When I first became a follower of Christ, I read and memorized scripture in King James. Nowadays, I usually read and meditate in the NIV - 'cept not this verse. This one comes to my mind in KJV, without fail.

Lamentations 3:22-23 (King James Version)

22It is of the LORD's mercies that we are not consumed, because his compassions fail not.

23They are new every morning: great is thy faithfulness.


Today, it simply reminds me that my mercy and compassion can be new each day. I don't have to wake up grumpy or flustered by whatever happened with the kids (or Hubs) from the day before. God's faithfulness is unfathomable - especially for this mere mortal mom. And - He is faithful. Faithful to His character and His words. He is the real deal, and trustworthy.

Last night, Nicolas was rambling on and on - and it's hard to understand him when he speaks monotone or forgets to breathe. Honestly, I often tune him out, because he's usually just reciting some article he read in a book or found on the web about hermit crabs or something of the sort. I get the same stories, over and over. And then, over and over again. The boy is so excited or enthused about his new-found info that he has to keep repeating it. Usually. In this case, he was explaining that the last time his hermit crab went missing, it reappeared the next day, in its cage. This time, the crab hadn't reappeared. He informed me that he noticed his crab on Monday, and then it was just "gone". Poof - into thin air.

I could not convince him that pets do not just disappear and then reappear. He apparently believes that he has experienced otherwise. The fact is this: the crab is missing. No matter what happened "last time", the crab is probably gone for good, at this point, since it['s been 6 days. Goner. I should have paid better attention or noticed sooner. I didn't. I got tired of listening to him babble... not all special needs kids are quiet! Ours never stops talking!!

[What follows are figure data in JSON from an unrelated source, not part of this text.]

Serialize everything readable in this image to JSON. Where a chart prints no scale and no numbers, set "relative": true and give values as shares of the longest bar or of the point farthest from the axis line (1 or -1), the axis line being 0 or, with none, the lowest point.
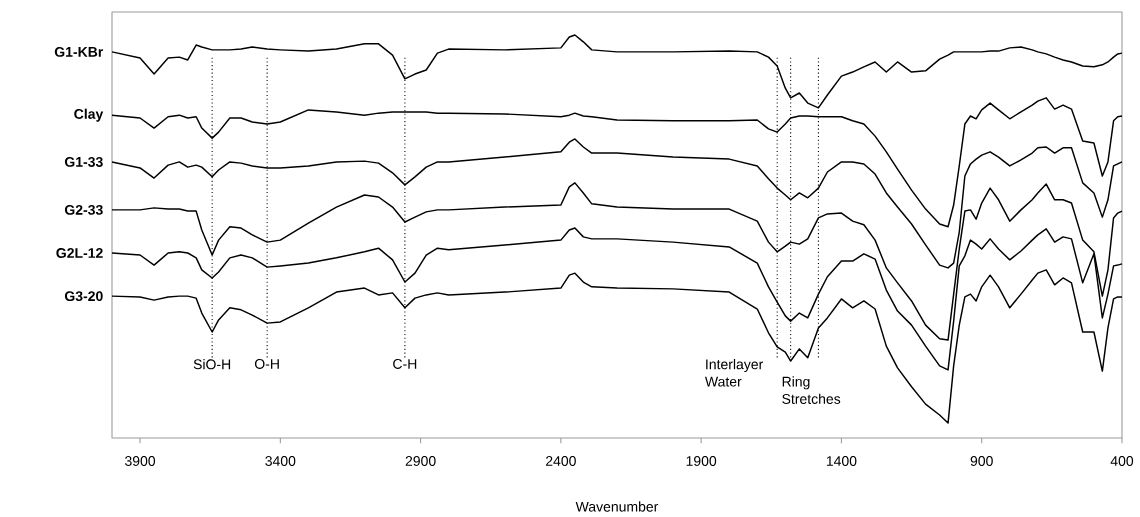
{
  "chart_data": {
    "type": "line",
    "relative": true,
    "xlabel": "Wavenumber",
    "xlim": [
      4000,
      400
    ],
    "xticks": [
      3900,
      3400,
      2900,
      2400,
      1900,
      1400,
      900,
      400
    ],
    "line_style": "solid",
    "x": [
      4000,
      3900,
      3850,
      3800,
      3760,
      3730,
      3700,
      3680,
      3643,
      3620,
      3580,
      3540,
      3500,
      3447,
      3400,
      3300,
      3200,
      3100,
      3050,
      3000,
      2956,
      2920,
      2880,
      2840,
      2800,
      2600,
      2400,
      2370,
      2350,
      2320,
      2290,
      2200,
      2000,
      1800,
      1700,
      1660,
      1629,
      1600,
      1581,
      1550,
      1520,
      1482,
      1450,
      1400,
      1360,
      1320,
      1280,
      1240,
      1200,
      1150,
      1100,
      1050,
      1020,
      1000,
      980,
      960,
      940,
      920,
      900,
      870,
      840,
      800,
      760,
      720,
      700,
      670,
      640,
      610,
      580,
      540,
      500,
      470,
      450,
      430,
      415,
      400
    ],
    "series": [
      {
        "name": "G1-KBr",
        "color": "#000000",
        "values": [
          0.958,
          0.943,
          0.903,
          0.943,
          0.945,
          0.938,
          0.975,
          0.97,
          0.963,
          0.963,
          0.963,
          0.965,
          0.97,
          0.965,
          0.963,
          0.96,
          0.965,
          0.978,
          0.978,
          0.95,
          0.891,
          0.903,
          0.913,
          0.955,
          0.965,
          0.963,
          0.968,
          0.995,
          1,
          0.983,
          0.963,
          0.958,
          0.958,
          0.96,
          0.958,
          0.945,
          0.923,
          0.868,
          0.844,
          0.856,
          0.831,
          0.819,
          0.851,
          0.898,
          0.908,
          0.921,
          0.933,
          0.908,
          0.933,
          0.908,
          0.911,
          0.94,
          0.95,
          0.958,
          0.958,
          0.958,
          0.958,
          0.958,
          0.958,
          0.96,
          0.96,
          0.968,
          0.97,
          0.963,
          0.958,
          0.953,
          0.945,
          0.938,
          0.933,
          0.923,
          0.921,
          0.926,
          0.933,
          0.945,
          0.953,
          0.955
        ]
      },
      {
        "name": "Clay",
        "color": "#000000",
        "values": [
          0.801,
          0.794,
          0.769,
          0.797,
          0.801,
          0.794,
          0.797,
          0.769,
          0.744,
          0.759,
          0.794,
          0.794,
          0.784,
          0.779,
          0.784,
          0.814,
          0.809,
          0.801,
          0.806,
          0.809,
          0.809,
          0.809,
          0.809,
          0.806,
          0.806,
          0.804,
          0.797,
          0.801,
          0.806,
          0.799,
          0.797,
          0.789,
          0.787,
          0.787,
          0.789,
          0.767,
          0.759,
          0.779,
          0.794,
          0.799,
          0.799,
          0.797,
          0.797,
          0.797,
          0.787,
          0.779,
          0.749,
          0.71,
          0.667,
          0.615,
          0.568,
          0.531,
          0.524,
          0.578,
          0.675,
          0.779,
          0.799,
          0.792,
          0.814,
          0.831,
          0.814,
          0.792,
          0.809,
          0.826,
          0.836,
          0.844,
          0.816,
          0.826,
          0.816,
          0.737,
          0.732,
          0.65,
          0.685,
          0.787,
          0.797,
          0.799
        ]
      },
      {
        "name": "G1-33",
        "color": "#000000",
        "values": [
          0.685,
          0.67,
          0.645,
          0.677,
          0.685,
          0.672,
          0.677,
          0.672,
          0.648,
          0.665,
          0.685,
          0.682,
          0.675,
          0.67,
          0.67,
          0.675,
          0.685,
          0.687,
          0.682,
          0.658,
          0.628,
          0.648,
          0.672,
          0.685,
          0.685,
          0.697,
          0.71,
          0.734,
          0.742,
          0.722,
          0.707,
          0.707,
          0.697,
          0.692,
          0.675,
          0.643,
          0.62,
          0.603,
          0.591,
          0.608,
          0.596,
          0.62,
          0.66,
          0.685,
          0.685,
          0.68,
          0.655,
          0.608,
          0.573,
          0.531,
          0.479,
          0.429,
          0.422,
          0.434,
          0.511,
          0.65,
          0.68,
          0.692,
          0.702,
          0.71,
          0.697,
          0.675,
          0.69,
          0.707,
          0.72,
          0.722,
          0.707,
          0.72,
          0.72,
          0.633,
          0.608,
          0.548,
          0.591,
          0.675,
          0.68,
          0.685
        ]
      },
      {
        "name": "G2-33",
        "color": "#000000",
        "values": [
          0.566,
          0.566,
          0.571,
          0.568,
          0.568,
          0.563,
          0.563,
          0.516,
          0.454,
          0.491,
          0.524,
          0.521,
          0.504,
          0.486,
          0.491,
          0.533,
          0.573,
          0.603,
          0.598,
          0.573,
          0.536,
          0.548,
          0.561,
          0.566,
          0.566,
          0.573,
          0.578,
          0.623,
          0.633,
          0.608,
          0.581,
          0.573,
          0.568,
          0.568,
          0.538,
          0.486,
          0.462,
          0.476,
          0.486,
          0.481,
          0.494,
          0.546,
          0.556,
          0.558,
          0.538,
          0.529,
          0.491,
          0.422,
          0.385,
          0.34,
          0.28,
          0.246,
          0.243,
          0.357,
          0.469,
          0.563,
          0.566,
          0.543,
          0.583,
          0.62,
          0.591,
          0.538,
          0.566,
          0.591,
          0.608,
          0.63,
          0.591,
          0.591,
          0.583,
          0.491,
          0.462,
          0.352,
          0.417,
          0.546,
          0.558,
          0.563
        ]
      },
      {
        "name": "G2L-12",
        "color": "#000000",
        "values": [
          0.459,
          0.454,
          0.429,
          0.459,
          0.462,
          0.459,
          0.447,
          0.417,
          0.397,
          0.412,
          0.447,
          0.454,
          0.447,
          0.424,
          0.427,
          0.434,
          0.447,
          0.462,
          0.471,
          0.442,
          0.387,
          0.409,
          0.454,
          0.471,
          0.467,
          0.479,
          0.491,
          0.516,
          0.521,
          0.499,
          0.494,
          0.494,
          0.486,
          0.474,
          0.434,
          0.375,
          0.337,
          0.303,
          0.29,
          0.31,
          0.298,
          0.357,
          0.4,
          0.439,
          0.439,
          0.457,
          0.444,
          0.367,
          0.315,
          0.28,
          0.228,
          0.179,
          0.169,
          0.29,
          0.427,
          0.452,
          0.491,
          0.481,
          0.469,
          0.494,
          0.469,
          0.442,
          0.464,
          0.491,
          0.504,
          0.519,
          0.486,
          0.499,
          0.494,
          0.385,
          0.457,
          0.298,
          0.357,
          0.427,
          0.429,
          0.432
        ]
      },
      {
        "name": "G3-20",
        "color": "#000000",
        "values": [
          0.352,
          0.35,
          0.342,
          0.35,
          0.352,
          0.352,
          0.347,
          0.31,
          0.263,
          0.293,
          0.323,
          0.318,
          0.305,
          0.285,
          0.288,
          0.323,
          0.362,
          0.372,
          0.355,
          0.36,
          0.323,
          0.347,
          0.355,
          0.36,
          0.355,
          0.362,
          0.372,
          0.404,
          0.409,
          0.387,
          0.375,
          0.372,
          0.37,
          0.362,
          0.32,
          0.261,
          0.226,
          0.213,
          0.191,
          0.221,
          0.199,
          0.273,
          0.298,
          0.345,
          0.323,
          0.34,
          0.32,
          0.228,
          0.174,
          0.127,
          0.084,
          0.057,
          0.037,
          0.179,
          0.28,
          0.35,
          0.357,
          0.34,
          0.375,
          0.404,
          0.375,
          0.323,
          0.357,
          0.392,
          0.409,
          0.417,
          0.38,
          0.397,
          0.385,
          0.263,
          0.263,
          0.166,
          0.273,
          0.345,
          0.35,
          0.35
        ]
      }
    ],
    "ref_lines": [
      {
        "axis": "x",
        "value": 3643,
        "label": "SiO-H",
        "line_style": "dotted"
      },
      {
        "axis": "x",
        "value": 3447,
        "label": "O-H",
        "line_style": "dotted"
      },
      {
        "axis": "x",
        "value": 2956,
        "label": "C-H",
        "line_style": "dotted"
      },
      {
        "axis": "x",
        "value": 1629,
        "label": "Interlayer Water",
        "line_style": "dotted"
      },
      {
        "axis": "x",
        "value": 1581,
        "label": "Ring Stretches",
        "line_style": "dotted"
      },
      {
        "axis": "x",
        "value": 1482,
        "line_style": "dotted"
      }
    ]
  }
}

Whew, I am so glad that God doesn't get tired of me! I do the same thing, in a way... and God could get tired of me and all of my complaints, ranting and raving... on and on. Praying and praying... and struggling... and then committing the same dumb sin again, over and over. But - He doesn't. His compassions are new! towards me... How cool is that? Very cool, indeed. Losing a hermit crab? Not so cool; but - we can't be the first family to ever lose a hermit crab... and it does surprise me. Nick is so methodical about caring for all his pets. I am honestly very surprised; again, he loves (loved) his crabs. Time will tell...if we find the shell someplace, sometime.